Thomas Wright's many island universe, with an infinite number of systems of stars

During the the Victorian era in the 19th century, there occured a reversal in opinions. The development of better telescopes and more observational studies of the heavens led to the discovery of fuzzy clouds in space called nebulae. Immanuel Kant, a German philosopher and scientist, had proposed a hierarchical universe in which a group of stars formed a larger system, which combined with other systems to form even larger systems – in what was referred to as the ‘many island universe’. This view was shared by Thomas Wright. The question was whether these fuzzy nebulae were galaxies with their own collection of stars similar to our own Galaxy in a many island universe, or if these nebulae were clouds of gas within our own Milky Way Galaxy (as proposed by Pierre Simon de Laplace) in a Stoic-like universe (also known as the ‘one island universe’). Further observations by astronomers such as William Huggins seemed to reveal that these nebulae were excited gas rather than stars – sounding the death knell of the Wright-Kantian universe of many islands. They had found the answer, or so they thought.

Agnes Clerke, a leading historian of astronomy in the 19th century, wrote in her book The System of the Stars: No competent thinker, with the whole of the available evidence before him, can now, it is safe to say, maintain any single nebula to be a star system of coordinate rank with the Milky Way. A practical certainty has been attained that the entire contents, stellar and nebular, of the sphere belong to one mighty aggregation, and stand in ordered mutual relations within the limits of one all-embracing scheme – all-embracing that is to say, so far as our capacities of knowledge extend. With the infinite possibilities beyond, science has no concern.

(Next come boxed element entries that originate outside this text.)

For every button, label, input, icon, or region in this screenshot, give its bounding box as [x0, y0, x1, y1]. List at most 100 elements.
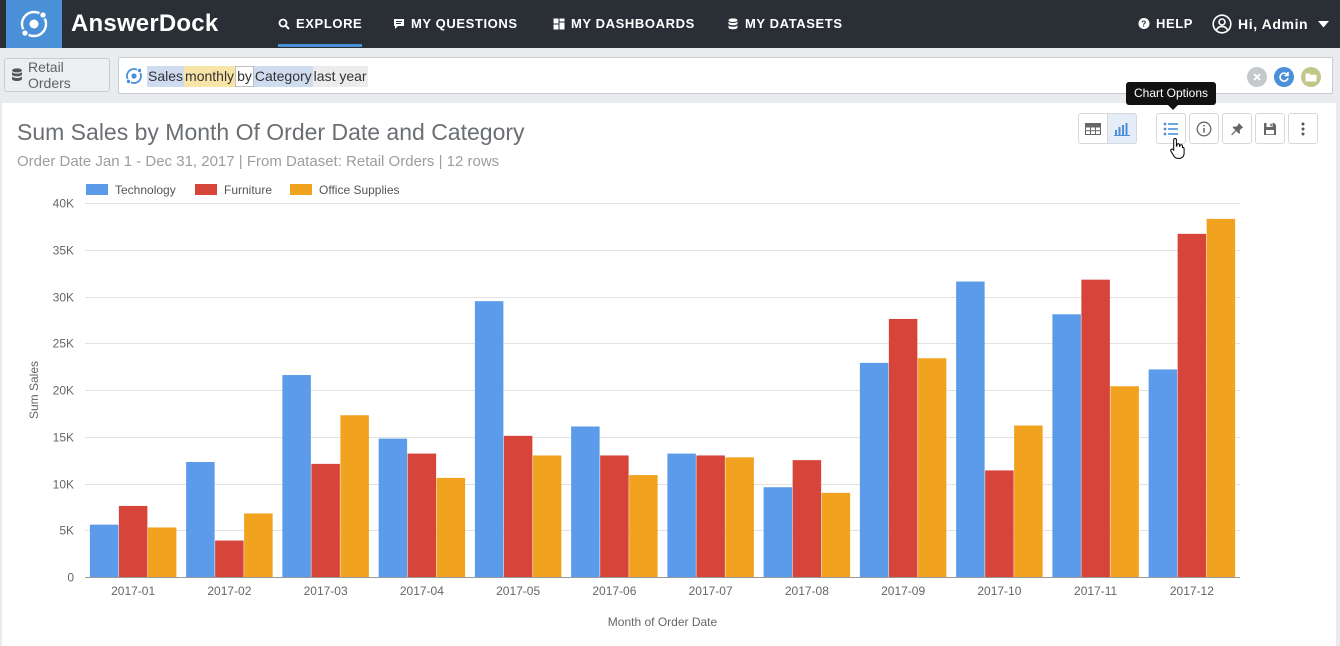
more-vertical-icon — [1301, 122, 1305, 136]
bar-office-supplies-2017-11 — [1110, 386, 1139, 577]
legend-swatch-technology — [86, 184, 108, 195]
pin-icon — [1230, 122, 1244, 136]
legend-swatch-office-supplies — [290, 184, 312, 195]
x-tick-label: 2017-12 — [1170, 584, 1214, 598]
x-tick-label: 2017-10 — [977, 584, 1021, 598]
y-tick-label: 0 — [67, 571, 74, 585]
chart-title: Sum Sales by Month Of Order Date and Cat… — [17, 119, 525, 145]
bar-office-supplies-2017-03 — [340, 415, 369, 577]
bar-furniture-2017-03 — [311, 463, 340, 577]
nav-my-questions[interactable]: MY QUESTIONS — [393, 16, 518, 31]
y-tick-label: 20K — [53, 384, 74, 398]
nav-my-datasets[interactable]: MY DATASETS — [727, 16, 843, 31]
svg-text:?: ? — [1141, 19, 1147, 29]
x-tick-label: 2017-08 — [785, 584, 829, 598]
search-row: Retail Orders Sales monthly by Category … — [0, 48, 1340, 103]
x-tick-label: 2017-04 — [400, 584, 444, 598]
y-tick-label: 40K — [53, 197, 74, 211]
bar-office-supplies-2017-06 — [629, 475, 658, 577]
bar-technology-2017-07 — [667, 453, 696, 577]
dataset-selector-button[interactable]: Retail Orders — [4, 58, 110, 92]
token-monthly[interactable]: monthly — [184, 66, 236, 87]
nav-explore[interactable]: EXPLORE — [278, 16, 363, 47]
bar-furniture-2017-07 — [696, 455, 725, 577]
bar-office-supplies-2017-05 — [532, 455, 562, 577]
bar-office-supplies-2017-10 — [1014, 425, 1043, 577]
y-tick-label: 25K — [53, 337, 74, 351]
chat-icon — [393, 18, 405, 30]
x-axis-title: Month of Order Date — [608, 615, 718, 629]
nav-my-datasets-label: MY DATASETS — [745, 16, 843, 31]
bar-technology-2017-01 — [89, 524, 119, 577]
help-link[interactable]: ? HELP — [1138, 16, 1193, 31]
nav-explore-label: EXPLORE — [296, 16, 363, 31]
table-view-button[interactable] — [1078, 113, 1108, 144]
legend-label: Furniture — [224, 183, 272, 197]
chart-view-button[interactable] — [1107, 113, 1137, 144]
list-settings-icon — [1163, 122, 1179, 136]
y-axis-title: Sum Sales — [27, 361, 41, 419]
chart-subtitle: Order Date Jan 1 - Dec 31, 2017 | From D… — [17, 153, 500, 170]
logo-icon[interactable] — [6, 0, 62, 48]
info-icon — [1196, 121, 1212, 137]
bar-furniture-2017-01 — [118, 505, 148, 577]
bar-furniture-2017-11 — [1081, 279, 1110, 577]
bar-furniture-2017-02 — [215, 540, 244, 577]
bar-technology-2017-03 — [282, 375, 311, 577]
result-panel: Sum Sales by Month Of Order Date and Cat… — [2, 82, 1336, 646]
bar-office-supplies-2017-01 — [147, 527, 177, 577]
token-by[interactable]: by — [235, 66, 254, 87]
clear-icon[interactable] — [1247, 67, 1267, 87]
more-options-button[interactable] — [1288, 113, 1318, 144]
question-circle-icon: ? — [1138, 17, 1150, 30]
dataset-label: Retail Orders — [28, 59, 71, 91]
bar-technology-2017-09 — [859, 362, 889, 577]
chart-options-button[interactable] — [1156, 113, 1186, 144]
x-tick-label: 2017-05 — [496, 584, 540, 598]
dashboard-icon — [553, 18, 565, 30]
chevron-down-icon — [1318, 20, 1330, 28]
user-greeting: Hi, Admin — [1238, 16, 1309, 32]
search-tokens: Sales monthly by Category last year — [147, 66, 368, 87]
bar-furniture-2017-10 — [985, 470, 1014, 577]
folder-icon[interactable] — [1301, 67, 1321, 87]
save-icon — [1263, 122, 1277, 136]
bar-technology-2017-08 — [763, 487, 793, 577]
y-tick-label: 30K — [53, 291, 74, 305]
bar-furniture-2017-06 — [600, 455, 629, 577]
token-sales[interactable]: Sales — [147, 66, 185, 87]
bar-technology-2017-10 — [956, 281, 985, 577]
bar-technology-2017-02 — [186, 462, 215, 577]
pin-button[interactable] — [1222, 113, 1252, 144]
token-category[interactable]: Category — [253, 66, 313, 87]
nav-my-dashboards[interactable]: MY DASHBOARDS — [553, 16, 695, 31]
chart-options-tooltip: Chart Options — [1126, 82, 1217, 110]
bar-technology-2017-11 — [1052, 314, 1081, 577]
bar-office-supplies-2017-02 — [244, 513, 273, 577]
table-icon — [1085, 122, 1101, 135]
y-tick-label: 15K — [53, 431, 74, 445]
y-tick-label: 10K — [53, 478, 74, 492]
bar-chart: 0 5K 10K 15K 20K 25K 30K 35K 40K 2017-01 2017-02 20… — [27, 183, 1240, 629]
x-tick-label: 2017-01 — [111, 584, 155, 598]
bar-furniture-2017-08 — [792, 460, 822, 578]
legend-label: Office Supplies — [319, 183, 400, 197]
bar-office-supplies-2017-09 — [917, 358, 947, 577]
bar-office-supplies-2017-07 — [725, 457, 754, 577]
bar-office-supplies-2017-04 — [436, 477, 466, 577]
token-last-year[interactable]: last year — [312, 66, 368, 87]
x-tick-label: 2017-03 — [304, 584, 348, 598]
bar-furniture-2017-09 — [888, 318, 918, 577]
save-button[interactable] — [1255, 113, 1285, 144]
top-navbar: AnswerDock EXPLORE MY QUESTIONS MY DASHB… — [0, 0, 1340, 48]
bar-technology-2017-06 — [571, 426, 600, 577]
search-input[interactable]: Sales monthly by Category last year — [118, 57, 1333, 94]
user-menu[interactable]: Hi, Admin — [1212, 14, 1330, 34]
brand-name[interactable]: AnswerDock — [71, 10, 219, 37]
legend-swatch-furniture — [195, 184, 217, 195]
refresh-icon[interactable] — [1274, 67, 1294, 87]
user-avatar-icon — [1212, 14, 1232, 34]
info-button[interactable] — [1189, 113, 1219, 144]
answerdock-search-icon — [124, 66, 144, 91]
bar-furniture-2017-04 — [407, 453, 437, 577]
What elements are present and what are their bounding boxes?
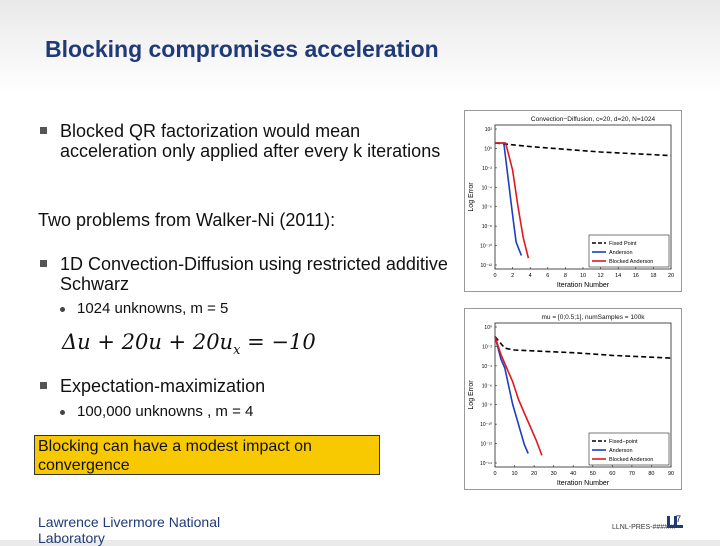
legend-label: Blocked Anderson — [609, 457, 653, 463]
equation-rhs: = −10 — [240, 330, 316, 354]
sub-bullet-convection: 1024 unknowns, m = 5 — [60, 300, 228, 317]
sub-bullet-dot-icon — [60, 306, 65, 312]
legend-label: Anderson — [609, 448, 633, 454]
x-tick-label: 80 — [648, 471, 654, 477]
y-tick-label: 10⁻¹² — [480, 263, 492, 269]
plot-convection-diffusion: Convection−Diffusion, c=20, d=20, N=1024… — [464, 110, 682, 292]
bullet-text: 1D Convection-Diffusion using restricted… — [60, 254, 448, 294]
bullet-convection: 1D Convection-Diffusion using restricted… — [40, 254, 460, 294]
chart-title: mu = [0;0.5;1], numSamples = 100k — [542, 314, 646, 321]
slide-title: Blocking compromises acceleration — [45, 36, 439, 62]
chart-svg: Convection−Diffusion, c=20, d=20, N=1024… — [468, 116, 674, 289]
x-tick-label: 50 — [590, 471, 596, 477]
chart-title: Convection−Diffusion, c=20, d=20, N=1024 — [531, 116, 656, 123]
y-tick-label: 10⁻⁶ — [482, 383, 492, 389]
y-tick-label: 10⁻⁴ — [482, 364, 492, 370]
y-tick-label: 10⁻⁴ — [482, 185, 492, 191]
x-tick-label: 2 — [511, 273, 514, 279]
x-tick-label: 18 — [650, 273, 656, 279]
y-tick-label: 10⁻¹⁴ — [480, 461, 492, 467]
x-tick-label: 4 — [529, 273, 532, 279]
x-tick-label: 40 — [570, 471, 576, 477]
x-tick-label: 8 — [564, 273, 567, 279]
x-tick-label: 6 — [546, 273, 549, 279]
bullet-square-icon — [40, 382, 47, 389]
y-tick-label: 10⁻¹² — [480, 442, 492, 448]
chart-svg: mu = [0;0.5;1], numSamples = 100k Iterati… — [468, 314, 674, 487]
x-tick-label: 14 — [615, 273, 621, 279]
x-tick-label: 12 — [598, 273, 604, 279]
y-tick-label: 10² — [485, 127, 493, 133]
equation: Δu + 20u + 20ux = −10 — [62, 330, 316, 358]
legend-label: Anderson — [609, 250, 633, 256]
intro-text: Two problems from Walker-Ni (2011): — [38, 210, 336, 230]
series-line-blocked-anderson — [494, 336, 543, 456]
x-tick-label: 90 — [668, 471, 674, 477]
x-tick-label: 0 — [493, 471, 496, 477]
footer-lab-name: Lawrence Livermore National Laboratory — [38, 514, 221, 546]
y-tick-label: 10⁰ — [484, 325, 492, 331]
y-tick-label: 10⁻⁸ — [482, 224, 492, 230]
sub-bullet-text: 1024 unknowns, m = 5 — [77, 300, 229, 317]
sub-bullet-em: 100,000 unknowns , m = 4 — [60, 403, 253, 420]
llnl-logo-icon — [667, 516, 683, 528]
bullet-square-icon — [40, 127, 47, 134]
series-line-anderson — [494, 336, 529, 454]
sub-bullet-text: 100,000 unknowns , m = 4 — [77, 403, 254, 420]
x-tick-label: 20 — [668, 273, 674, 279]
x-tick-label: 0 — [493, 273, 496, 279]
y-tick-label: 10⁰ — [484, 146, 492, 152]
y-axis-label: Log Error — [468, 182, 475, 212]
page-number: 7 — [676, 514, 682, 524]
series-line-fixed-point — [494, 142, 672, 157]
x-axis-label: Iteration Number — [557, 480, 610, 487]
legend-label: Blocked Anderson — [609, 259, 653, 265]
x-tick-label: 60 — [609, 471, 615, 477]
bullet-square-icon — [40, 260, 47, 267]
series-line-fixed-point — [494, 335, 672, 359]
sub-bullet-dot-icon — [60, 409, 65, 415]
y-tick-label: 10⁻¹⁰ — [480, 422, 492, 428]
x-tick-label: 10 — [580, 273, 586, 279]
y-axis-label: Log Error — [468, 380, 475, 410]
bullet-blocked-qr: Blocked QR factorization would mean acce… — [40, 121, 460, 161]
y-tick-label: 10⁻¹⁰ — [480, 244, 492, 250]
y-tick-label: 10⁻² — [482, 344, 492, 350]
x-axis-label: Iteration Number — [557, 282, 610, 289]
y-tick-label: 10⁻² — [482, 166, 492, 172]
x-tick-label: 10 — [511, 471, 517, 477]
x-tick-label: 70 — [629, 471, 635, 477]
series-line-blocked-anderson — [495, 142, 530, 259]
bullet-text: Blocked QR factorization would mean acce… — [60, 121, 441, 161]
doc-code: LLNL-PRES-###### — [612, 524, 676, 531]
x-tick-label: 20 — [531, 471, 537, 477]
y-tick-label: 10⁻⁸ — [482, 403, 492, 409]
y-tick-label: 10⁻⁶ — [482, 205, 492, 211]
legend-label: Fixed Point — [609, 241, 637, 247]
x-tick-label: 16 — [633, 273, 639, 279]
equation-lhs: Δu + 20u + 20u — [62, 330, 234, 354]
highlight-box: Blocking can have a modest impact on con… — [34, 435, 380, 475]
plot-expectation-maximization: mu = [0;0.5;1], numSamples = 100k Iterati… — [464, 308, 682, 490]
legend-label: Fixed−point — [609, 439, 638, 445]
x-tick-label: 30 — [551, 471, 557, 477]
bullet-em: Expectation-maximization — [40, 376, 460, 396]
bullet-text: Expectation-maximization — [60, 376, 266, 396]
equation-subscript: x — [233, 343, 241, 359]
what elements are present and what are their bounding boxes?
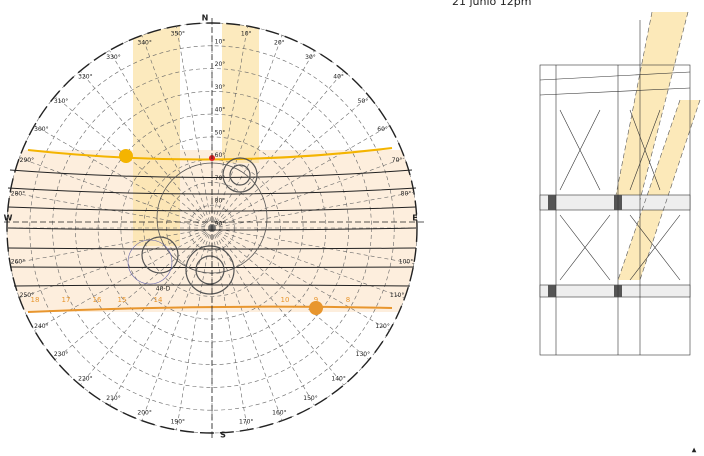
altitude-label: 50°	[215, 129, 226, 136]
azimuth-label: 340°	[137, 39, 151, 46]
azimuth-line	[211, 125, 390, 229]
azimuth-label: 70°	[392, 157, 403, 164]
azimuth-label: 230°	[54, 351, 68, 358]
altitude-label: 60°	[215, 152, 226, 159]
azimuth-label: 50°	[358, 98, 369, 105]
altitude-label: 40°	[215, 107, 226, 114]
azimuth-line	[211, 70, 345, 229]
hour-label: 14	[154, 296, 163, 304]
altitude-label: 30°	[215, 84, 226, 91]
azimuth-line	[79, 70, 213, 229]
azimuth-label: 250°	[20, 292, 34, 299]
compass-west: W	[4, 214, 13, 223]
azimuth-label: 30°	[305, 54, 316, 61]
azimuth-line	[211, 95, 370, 229]
azimuth-line	[211, 227, 283, 421]
azimuth-line	[109, 50, 213, 229]
azimuth-line	[109, 227, 213, 406]
compass-north: N	[202, 14, 209, 23]
azimuth-label: 120°	[375, 323, 389, 330]
azimuth-label: 160°	[272, 410, 286, 417]
azimuth-line	[176, 26, 213, 229]
azimuth-line	[211, 227, 370, 361]
azimuth-label: 190°	[171, 419, 185, 426]
azimuth-line	[34, 125, 213, 229]
azimuth-label: 280°	[11, 190, 25, 197]
azimuth-label: 320°	[78, 74, 92, 81]
azimuth-line	[211, 157, 405, 229]
azimuth-label: 300°	[34, 126, 48, 133]
hour-label: 17	[62, 296, 71, 304]
azimuth-line	[79, 227, 213, 386]
hour-label: 16	[93, 296, 102, 304]
azimuth-line	[211, 50, 315, 229]
azimuth-line	[211, 192, 414, 229]
altitude-label: 10°	[215, 38, 226, 45]
azimuth-label: 130°	[356, 351, 370, 358]
azimuth-label: 220°	[78, 375, 92, 382]
azimuth-label: 20°	[274, 39, 285, 46]
azimuth-line	[141, 35, 213, 229]
azimuth-line	[176, 227, 213, 430]
sun-paths	[7, 147, 417, 315]
altitude-label: 70°	[215, 175, 226, 182]
building-section	[539, 11, 701, 356]
azimuth-line	[211, 35, 283, 229]
compass-east: E	[412, 214, 417, 223]
compass-south: S	[220, 431, 226, 440]
azimuth-label: 10°	[241, 30, 252, 37]
azimuth-label: 310°	[54, 98, 68, 105]
azimuth-label: 170°	[239, 419, 253, 426]
hour-label: 9	[314, 296, 318, 304]
azimuth-label: 40°	[333, 74, 344, 81]
azimuth-line	[211, 227, 390, 331]
azimuth-line	[19, 157, 213, 229]
altitude-ring	[143, 159, 281, 297]
azimuth-label: 210°	[106, 395, 120, 402]
altitude-label: 90°	[215, 221, 226, 228]
azimuth-line	[211, 227, 345, 386]
azimuth-line	[10, 227, 213, 264]
azimuth-line	[54, 95, 213, 229]
azimuth-line	[10, 192, 213, 229]
azimuth-line	[141, 227, 213, 421]
azimuth-label: 100°	[399, 259, 413, 266]
azimuth-line	[211, 26, 248, 229]
azimuth-line	[34, 227, 213, 331]
azimuth-label: 290°	[20, 157, 34, 164]
hour-label: 8	[346, 296, 350, 304]
altitude-label: 20°	[215, 61, 226, 68]
azimuth-label: 60°	[377, 126, 388, 133]
azimuth-label: 150°	[303, 395, 317, 402]
azimuth-label: 260°	[11, 259, 25, 266]
azimuth-label: 350°	[171, 30, 185, 37]
azimuth-label: 110°	[390, 292, 404, 299]
corner-mark: ▲	[692, 447, 697, 454]
azimuth-label: 80°	[401, 190, 412, 197]
azimuth-label: 140°	[331, 375, 345, 382]
azimuth-label: 240°	[34, 323, 48, 330]
azimuth-line	[211, 227, 315, 406]
azimuth-label: 330°	[106, 54, 120, 61]
azimuth-line	[211, 227, 248, 430]
azimuth-line	[19, 227, 213, 299]
azimuth-line	[211, 227, 414, 264]
hour-label: 15	[118, 296, 127, 304]
azimuth-line	[211, 227, 405, 299]
hour-label: 18	[31, 296, 40, 304]
section-title: 21 junio 12pm	[452, 0, 531, 8]
azimuth-label: 200°	[137, 410, 151, 417]
marker-label: 40-D	[156, 286, 171, 293]
hour-label: 10	[281, 296, 290, 304]
azimuth-line	[54, 227, 213, 361]
altitude-label: 80°	[215, 198, 226, 205]
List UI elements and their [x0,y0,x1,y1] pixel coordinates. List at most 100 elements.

Of course, we now know that the idea of a one-island universe is wrong. With further advancements in optical technology, astronomers have discovered that some of the fuzzy clouds were indeed systems of stars and gas much like our own Milky Way. This is another reminder that we should never be too confident with regards to some of our current cosmological theories. At the dawn of the 21st century, the question of whether we live in a finite or infinite Universe remains unanswered.

Nicholas of Cusa in the fifteenth century distinguished between unlearned and learned ignorance. In unlearned ignorance, the less we know, the more confident we are in the truth of our knowledge. In learned ignorance, the more we know, the less confident we are in the truth of our knowledge. ~ Edward Harrison, Cosmology: The Science of the Universe


2 thoughts on “Reflections in Cosmology 6: Finite or Infinite Universe?

  1. One of the last conclusions drawn in reference to “With the infinite possibilities beyond, science has no concern,” is a bit upsetting. This true because it is in infinity that we find a new science necessary, one that does not rely on causality. In infinity, time looses perspective, one part of infinity is just infinity which then begs for distinguishment from the former. So it must be said that it is with infinity that we must really be concerned for infinity is the only idea that can truly grant free will from chaos theory. Therefore a new “science” relying not on causality is truly the great feat of today.

  2. Does this make sense: if matter/energy was infinite then there would be no space between things, thus, it would be impossible to identify anything?